The degree measure results show that Factors 1, 3, and 9 have values larger than 10. In addition, we found that the closeness centralities of Factors 1, 3, and 9 are ranked in the top three. Thus, these three factors are major technologies in digital therapy technology. On the other hand, we could confirm that the betweenness centrality result is slightly different from those for degree and closeness centrality. From the betweenness centrality result, we can see that Factor 2 is newly included in the top three factors.
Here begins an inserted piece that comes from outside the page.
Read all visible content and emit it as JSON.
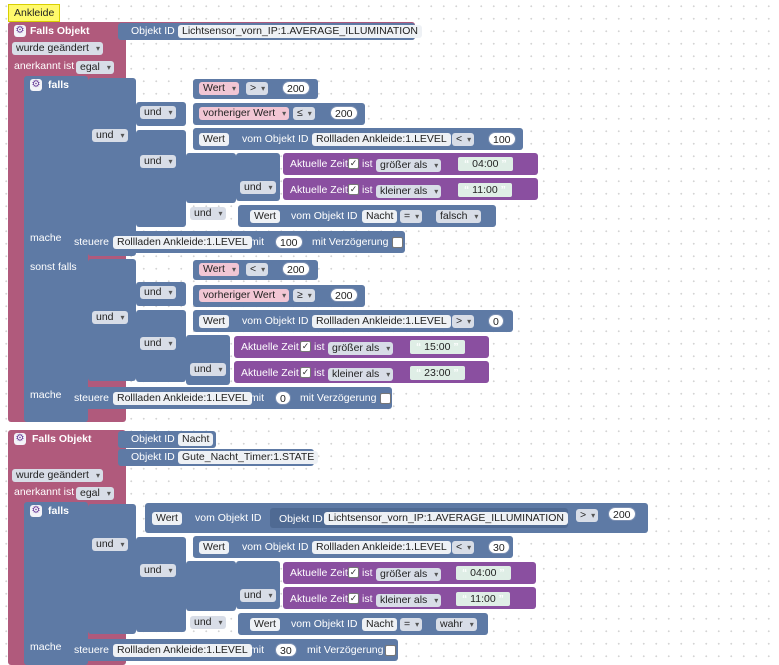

To compare the importance of all the factors within the network, we rank the factors in terms of degree and centrality in
Table 10.
From the results in
Table 7, we found that the ranking list of degree and closeness centrality are the same. However, the ranking by betweenness centrality was slightly different from that by degree and closeness centrality. We found that among the top three factors by betweenness centrality, Factor 2 was included instead of Factor 9, which was included in degree and closeness centrality. Using the results in
Figure 10 and
Table 6,
Table 7,
Table 8 and
Table 9, we constructed a technology diagram for digital therapy in
Figure 11.
We built the technology diagram using the factor definitions described in
Table 6 instead of the argument numbers. In
Figure 11, the four sub-technologies within the square box represent Factors 1, 2, 3, and 9, while the six sub-technologies outside the box correspond to the remaining factors, excluding the four within the box. We can see that all the sub-technologies required in the field of digital therapeutics are based on data analysis technology. Also, we identified that the technologies related to remote patient monitoring, device systems, and signal processing are central technologies in digital therapy.